7. Because there is an unknown but potential risk for adverse events in nursing infants secondary to treatment of the mother with E7 TCR T cells, breastfeeding should be discontinued if the mother is treated with E7 TCR T cells. These potential risks may also apply to other agents used in this study.

8. Participants with a systemic immunodeficiency including acquired deficiency such as HIV or primary immunodeficiency such as Severe Combined Immunodeficiency Disease are ineligible. The experimental treatment being evaluated in this protocol depends on an intact immune system. Participants who have decreased immune competence may be less responsive to the treatment.

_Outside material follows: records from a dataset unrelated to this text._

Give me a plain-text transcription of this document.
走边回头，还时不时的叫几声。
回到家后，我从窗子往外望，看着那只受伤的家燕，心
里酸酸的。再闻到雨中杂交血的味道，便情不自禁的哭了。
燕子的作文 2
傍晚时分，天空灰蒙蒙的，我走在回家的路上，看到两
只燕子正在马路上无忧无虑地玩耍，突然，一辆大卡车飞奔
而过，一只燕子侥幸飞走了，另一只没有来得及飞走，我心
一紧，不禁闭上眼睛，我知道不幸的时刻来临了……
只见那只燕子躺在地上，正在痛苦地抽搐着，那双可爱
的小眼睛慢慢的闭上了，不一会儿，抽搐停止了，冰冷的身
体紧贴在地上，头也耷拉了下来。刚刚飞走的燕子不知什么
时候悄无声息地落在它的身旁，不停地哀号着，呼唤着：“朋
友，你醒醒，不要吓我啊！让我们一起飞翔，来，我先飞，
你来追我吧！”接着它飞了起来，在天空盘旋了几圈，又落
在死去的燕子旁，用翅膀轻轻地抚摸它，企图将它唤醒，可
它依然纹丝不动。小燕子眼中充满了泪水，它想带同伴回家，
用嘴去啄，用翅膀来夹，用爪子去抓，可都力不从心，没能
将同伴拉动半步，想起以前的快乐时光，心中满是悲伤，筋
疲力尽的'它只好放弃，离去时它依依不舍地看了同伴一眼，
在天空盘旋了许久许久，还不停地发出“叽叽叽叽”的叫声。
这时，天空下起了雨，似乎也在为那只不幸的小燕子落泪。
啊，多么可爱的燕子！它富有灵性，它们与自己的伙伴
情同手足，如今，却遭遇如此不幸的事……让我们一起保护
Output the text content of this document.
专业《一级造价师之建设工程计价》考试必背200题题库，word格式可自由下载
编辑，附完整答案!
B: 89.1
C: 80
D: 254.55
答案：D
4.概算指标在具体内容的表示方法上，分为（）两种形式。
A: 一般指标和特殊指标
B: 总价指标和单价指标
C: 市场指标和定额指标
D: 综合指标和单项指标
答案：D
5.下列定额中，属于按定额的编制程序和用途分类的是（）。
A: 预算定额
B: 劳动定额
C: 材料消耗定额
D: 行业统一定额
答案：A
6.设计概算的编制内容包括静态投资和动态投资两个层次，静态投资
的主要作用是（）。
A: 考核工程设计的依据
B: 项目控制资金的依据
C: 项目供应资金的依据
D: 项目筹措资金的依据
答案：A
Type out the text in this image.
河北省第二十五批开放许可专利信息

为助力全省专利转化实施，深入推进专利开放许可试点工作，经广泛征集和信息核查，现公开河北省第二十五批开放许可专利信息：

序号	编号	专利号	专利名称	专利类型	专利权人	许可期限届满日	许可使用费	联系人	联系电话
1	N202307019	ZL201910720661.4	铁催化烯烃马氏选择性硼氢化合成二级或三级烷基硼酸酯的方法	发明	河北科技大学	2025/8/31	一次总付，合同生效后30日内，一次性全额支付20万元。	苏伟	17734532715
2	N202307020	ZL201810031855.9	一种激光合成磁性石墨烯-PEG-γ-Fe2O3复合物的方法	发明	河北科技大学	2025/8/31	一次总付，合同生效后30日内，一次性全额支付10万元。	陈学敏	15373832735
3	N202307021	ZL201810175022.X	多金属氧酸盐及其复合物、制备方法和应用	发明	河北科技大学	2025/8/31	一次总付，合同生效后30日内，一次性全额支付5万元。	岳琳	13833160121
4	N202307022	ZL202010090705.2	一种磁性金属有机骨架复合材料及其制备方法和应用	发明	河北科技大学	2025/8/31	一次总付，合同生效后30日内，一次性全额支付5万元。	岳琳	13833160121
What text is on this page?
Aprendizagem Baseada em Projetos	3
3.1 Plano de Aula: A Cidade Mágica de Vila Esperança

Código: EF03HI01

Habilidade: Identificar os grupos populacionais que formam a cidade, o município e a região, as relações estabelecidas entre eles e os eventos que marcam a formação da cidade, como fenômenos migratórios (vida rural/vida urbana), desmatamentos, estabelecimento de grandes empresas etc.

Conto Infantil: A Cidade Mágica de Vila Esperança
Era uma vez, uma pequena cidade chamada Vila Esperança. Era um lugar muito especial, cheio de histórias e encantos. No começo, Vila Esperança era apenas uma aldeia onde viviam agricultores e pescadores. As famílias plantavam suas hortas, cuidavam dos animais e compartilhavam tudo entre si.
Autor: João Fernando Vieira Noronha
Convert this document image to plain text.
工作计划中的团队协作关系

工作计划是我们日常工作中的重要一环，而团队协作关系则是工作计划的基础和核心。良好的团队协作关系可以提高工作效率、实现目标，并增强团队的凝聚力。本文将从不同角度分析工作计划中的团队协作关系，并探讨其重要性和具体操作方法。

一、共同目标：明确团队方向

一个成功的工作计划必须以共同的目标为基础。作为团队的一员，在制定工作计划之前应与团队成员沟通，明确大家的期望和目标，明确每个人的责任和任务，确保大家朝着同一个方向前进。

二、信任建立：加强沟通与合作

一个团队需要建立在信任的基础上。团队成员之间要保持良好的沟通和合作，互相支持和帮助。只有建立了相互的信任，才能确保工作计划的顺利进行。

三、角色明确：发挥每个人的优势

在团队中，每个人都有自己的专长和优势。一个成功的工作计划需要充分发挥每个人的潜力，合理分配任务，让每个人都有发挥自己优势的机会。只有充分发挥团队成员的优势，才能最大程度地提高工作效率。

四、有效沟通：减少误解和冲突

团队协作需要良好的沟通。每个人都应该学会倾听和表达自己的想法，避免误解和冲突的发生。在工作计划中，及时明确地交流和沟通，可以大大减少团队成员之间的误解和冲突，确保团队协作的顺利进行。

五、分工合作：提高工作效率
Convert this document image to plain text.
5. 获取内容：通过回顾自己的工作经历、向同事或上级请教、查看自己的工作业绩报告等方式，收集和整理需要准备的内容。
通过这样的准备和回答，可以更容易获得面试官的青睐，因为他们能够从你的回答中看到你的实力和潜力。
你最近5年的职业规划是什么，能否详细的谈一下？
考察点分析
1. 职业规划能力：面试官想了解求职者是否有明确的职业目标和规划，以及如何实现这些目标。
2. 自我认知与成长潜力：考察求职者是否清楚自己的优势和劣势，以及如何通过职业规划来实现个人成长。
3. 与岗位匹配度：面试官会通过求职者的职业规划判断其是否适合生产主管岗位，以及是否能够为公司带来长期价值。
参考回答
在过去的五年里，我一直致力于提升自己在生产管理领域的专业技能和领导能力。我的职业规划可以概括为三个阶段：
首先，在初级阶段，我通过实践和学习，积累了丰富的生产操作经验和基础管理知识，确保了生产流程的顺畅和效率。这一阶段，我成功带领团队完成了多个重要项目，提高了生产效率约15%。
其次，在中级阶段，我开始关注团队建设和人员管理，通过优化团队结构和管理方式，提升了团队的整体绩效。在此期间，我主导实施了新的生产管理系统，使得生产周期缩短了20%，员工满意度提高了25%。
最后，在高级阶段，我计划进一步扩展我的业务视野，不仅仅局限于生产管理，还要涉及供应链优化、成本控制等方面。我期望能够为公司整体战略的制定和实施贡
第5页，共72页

9. Participants on immunosuppressive drugs including corticosteroids unless meeting criteria outlined in Section 6.1 (Prohibited Medications).

10. Participants with potentially severe autoimmune diseases such as Crohn's disease, ulcerative colitis, rheumatoid arthritis, autoimmune hepatitis, autoimmune pancreatitis, or systemic lupus erythematosus are not eligible. Patients with less severe autoimmune diseases such as hypothyroidism, vitiligo, and other minor autoimmune disorders are eligible.

11. Participants with prior or concurrent malignancy whose natural history or treatment is unlikely to interfere with the safety or efficacy assessments of the investigational regimen are eligible for this trial. Examples include, but are not limited to:

    1. Carcinoma in situ
    2. Cutaneous skin cancers requiring only local excision
    3. Low grade non-muscle invasive bladder cancer
    4. Low grade prostate cancer Participants with prior or concurrent malignancy that do not meet the above criteria are excluded.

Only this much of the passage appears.